With regard to the second aspect, it should be noted that despite having against institutionality, the transformation of municipal administration is largely due to the capacity of political organizations and parties to implement a new mode of management policy that sub-reverses current logics, which would, in principle, remove the mayor’s “Head of Home” halo that allows him to position himself and act with broad individual freedom, transforming him into a political representative of communal interests. It cannot be, for example, that when the public denounces the landfill ingfill in Valdivia the mayor is positioned from the sidewalk of real estate; or that when a community reports the pollution of its environment, the mayor defends business interests. On the contrary, the forces that lead the municipalities must, in addition to administering, represent the interests of the public to the point of confronting even the central powers when moving on to bring about communal well-being. However, this does not happen through the mere will of the highest municipal representative, but depends on how capable are the transformative political forces to operate a political project that channels citizens’ demands to make them their own and resolve them, diluting also the walls that may exist between the municipality and the citizens to make the first a space made by both the parties and the community. The latter suggests turning the role that militancies develop at the communal level, replacing their role as clientele network operators with that of tables that mobilize and project soc conflictivitytowards possible policy solutions that can boost municipalities.
There are examples that there may be other ways to govern our communes without resorting to lavinism (Sharp in Valparaiso and Jadue in Recoleta could be some references).
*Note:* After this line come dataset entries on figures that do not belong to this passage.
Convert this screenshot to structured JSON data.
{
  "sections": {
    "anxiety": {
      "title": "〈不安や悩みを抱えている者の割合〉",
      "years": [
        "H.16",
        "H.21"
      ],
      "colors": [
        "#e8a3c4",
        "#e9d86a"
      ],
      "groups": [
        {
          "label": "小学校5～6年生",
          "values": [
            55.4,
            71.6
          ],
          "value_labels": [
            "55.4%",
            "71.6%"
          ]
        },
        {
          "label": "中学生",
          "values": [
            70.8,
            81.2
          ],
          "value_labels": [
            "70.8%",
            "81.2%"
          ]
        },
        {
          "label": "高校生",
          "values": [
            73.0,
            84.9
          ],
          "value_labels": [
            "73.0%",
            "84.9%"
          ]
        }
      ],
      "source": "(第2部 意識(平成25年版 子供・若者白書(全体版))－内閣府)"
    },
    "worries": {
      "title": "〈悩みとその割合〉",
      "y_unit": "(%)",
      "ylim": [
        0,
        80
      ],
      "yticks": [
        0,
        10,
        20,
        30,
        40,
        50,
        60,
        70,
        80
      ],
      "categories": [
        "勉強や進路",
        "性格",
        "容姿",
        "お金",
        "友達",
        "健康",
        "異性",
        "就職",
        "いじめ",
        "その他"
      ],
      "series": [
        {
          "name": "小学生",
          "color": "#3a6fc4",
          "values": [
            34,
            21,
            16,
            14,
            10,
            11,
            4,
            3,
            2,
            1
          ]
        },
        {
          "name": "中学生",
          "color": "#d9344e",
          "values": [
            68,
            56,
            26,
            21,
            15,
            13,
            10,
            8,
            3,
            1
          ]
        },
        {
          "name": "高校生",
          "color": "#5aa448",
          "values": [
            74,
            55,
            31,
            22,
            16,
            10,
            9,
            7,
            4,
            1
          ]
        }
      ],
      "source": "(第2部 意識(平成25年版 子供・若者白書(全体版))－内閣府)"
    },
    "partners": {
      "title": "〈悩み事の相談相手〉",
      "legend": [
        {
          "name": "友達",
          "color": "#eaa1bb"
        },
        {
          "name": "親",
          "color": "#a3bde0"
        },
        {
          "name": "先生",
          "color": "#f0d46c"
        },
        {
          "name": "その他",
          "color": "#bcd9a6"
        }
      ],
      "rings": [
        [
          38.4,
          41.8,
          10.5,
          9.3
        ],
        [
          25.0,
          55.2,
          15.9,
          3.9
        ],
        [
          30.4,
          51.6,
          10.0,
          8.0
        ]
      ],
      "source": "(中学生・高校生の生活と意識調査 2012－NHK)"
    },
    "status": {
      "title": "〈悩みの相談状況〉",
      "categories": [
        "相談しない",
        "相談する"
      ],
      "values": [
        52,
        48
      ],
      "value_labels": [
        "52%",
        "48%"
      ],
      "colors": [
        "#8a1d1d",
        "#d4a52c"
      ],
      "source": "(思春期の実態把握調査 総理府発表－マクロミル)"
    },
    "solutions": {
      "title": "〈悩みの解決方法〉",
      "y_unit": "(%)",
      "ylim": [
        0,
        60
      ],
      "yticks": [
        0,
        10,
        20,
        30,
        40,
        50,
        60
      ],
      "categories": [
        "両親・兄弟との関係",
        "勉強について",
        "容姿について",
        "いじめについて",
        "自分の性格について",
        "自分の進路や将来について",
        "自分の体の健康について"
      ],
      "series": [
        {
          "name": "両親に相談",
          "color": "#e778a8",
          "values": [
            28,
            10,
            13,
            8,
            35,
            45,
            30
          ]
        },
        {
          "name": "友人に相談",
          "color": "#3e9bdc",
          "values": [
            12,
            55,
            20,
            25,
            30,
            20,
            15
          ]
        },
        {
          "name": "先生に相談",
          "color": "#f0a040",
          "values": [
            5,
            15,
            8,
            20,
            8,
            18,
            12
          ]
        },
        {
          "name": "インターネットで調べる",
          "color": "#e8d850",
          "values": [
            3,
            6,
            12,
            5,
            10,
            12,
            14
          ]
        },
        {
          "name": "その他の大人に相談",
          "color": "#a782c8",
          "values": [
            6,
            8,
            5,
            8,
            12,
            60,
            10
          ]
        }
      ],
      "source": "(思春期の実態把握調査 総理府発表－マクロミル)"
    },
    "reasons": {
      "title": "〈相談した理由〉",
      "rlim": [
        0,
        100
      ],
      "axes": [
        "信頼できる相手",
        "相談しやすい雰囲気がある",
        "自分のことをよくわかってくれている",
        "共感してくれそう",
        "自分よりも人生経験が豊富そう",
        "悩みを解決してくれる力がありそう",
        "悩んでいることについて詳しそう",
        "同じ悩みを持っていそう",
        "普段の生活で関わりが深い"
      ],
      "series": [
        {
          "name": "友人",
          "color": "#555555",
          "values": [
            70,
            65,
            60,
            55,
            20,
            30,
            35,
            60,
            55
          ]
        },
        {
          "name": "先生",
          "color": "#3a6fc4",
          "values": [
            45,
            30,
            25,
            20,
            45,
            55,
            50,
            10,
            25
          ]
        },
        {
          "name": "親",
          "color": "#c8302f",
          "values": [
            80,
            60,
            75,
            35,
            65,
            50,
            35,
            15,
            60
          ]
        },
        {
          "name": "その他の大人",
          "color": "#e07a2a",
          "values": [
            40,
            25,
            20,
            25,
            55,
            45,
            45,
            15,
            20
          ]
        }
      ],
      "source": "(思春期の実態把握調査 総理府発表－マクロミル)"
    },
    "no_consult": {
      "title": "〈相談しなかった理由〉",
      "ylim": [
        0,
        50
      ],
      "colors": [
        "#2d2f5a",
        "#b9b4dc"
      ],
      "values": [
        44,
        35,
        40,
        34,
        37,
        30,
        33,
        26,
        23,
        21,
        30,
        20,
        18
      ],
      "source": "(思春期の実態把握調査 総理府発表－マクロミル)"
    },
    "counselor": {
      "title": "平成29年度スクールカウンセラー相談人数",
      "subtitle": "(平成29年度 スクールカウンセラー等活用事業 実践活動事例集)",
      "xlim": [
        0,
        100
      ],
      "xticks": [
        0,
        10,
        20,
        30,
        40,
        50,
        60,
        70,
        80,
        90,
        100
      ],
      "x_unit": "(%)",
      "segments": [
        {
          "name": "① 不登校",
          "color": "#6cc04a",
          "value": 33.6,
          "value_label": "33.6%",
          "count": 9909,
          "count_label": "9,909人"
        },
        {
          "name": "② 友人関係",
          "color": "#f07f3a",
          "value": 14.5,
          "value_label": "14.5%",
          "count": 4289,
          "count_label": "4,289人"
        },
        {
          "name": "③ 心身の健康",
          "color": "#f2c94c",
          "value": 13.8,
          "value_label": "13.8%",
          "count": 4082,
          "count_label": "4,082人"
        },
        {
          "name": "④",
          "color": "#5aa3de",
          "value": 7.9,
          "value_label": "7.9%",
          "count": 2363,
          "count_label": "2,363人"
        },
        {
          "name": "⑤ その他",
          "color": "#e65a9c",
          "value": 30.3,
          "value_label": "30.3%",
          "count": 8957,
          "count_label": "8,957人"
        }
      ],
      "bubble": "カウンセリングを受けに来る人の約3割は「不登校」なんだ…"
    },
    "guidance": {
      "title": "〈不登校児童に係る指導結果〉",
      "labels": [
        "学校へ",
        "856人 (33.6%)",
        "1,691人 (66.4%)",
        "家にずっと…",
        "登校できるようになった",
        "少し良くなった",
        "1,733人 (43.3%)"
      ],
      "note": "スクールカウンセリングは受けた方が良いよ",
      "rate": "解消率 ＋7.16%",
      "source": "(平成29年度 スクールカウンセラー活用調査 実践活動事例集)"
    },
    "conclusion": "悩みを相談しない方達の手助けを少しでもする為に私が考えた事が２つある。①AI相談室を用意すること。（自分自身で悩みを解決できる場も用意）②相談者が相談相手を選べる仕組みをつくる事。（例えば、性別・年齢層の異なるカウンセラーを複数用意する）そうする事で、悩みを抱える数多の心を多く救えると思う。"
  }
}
We have the challenge of demonstrating that these experiences are not isolated cases, but represent the political-ideological project that we offer to Chilean society – and especially our communities. To close, it is important to note that the writing in this column is intended only to open a discussion, because it will only be the collective reflection of those who want another policy that will allow us to formulate responses

The content poured into this opinion column is the sole responsibility of its author, and does not necessarily reflect the editorial line or position of El Mostrador.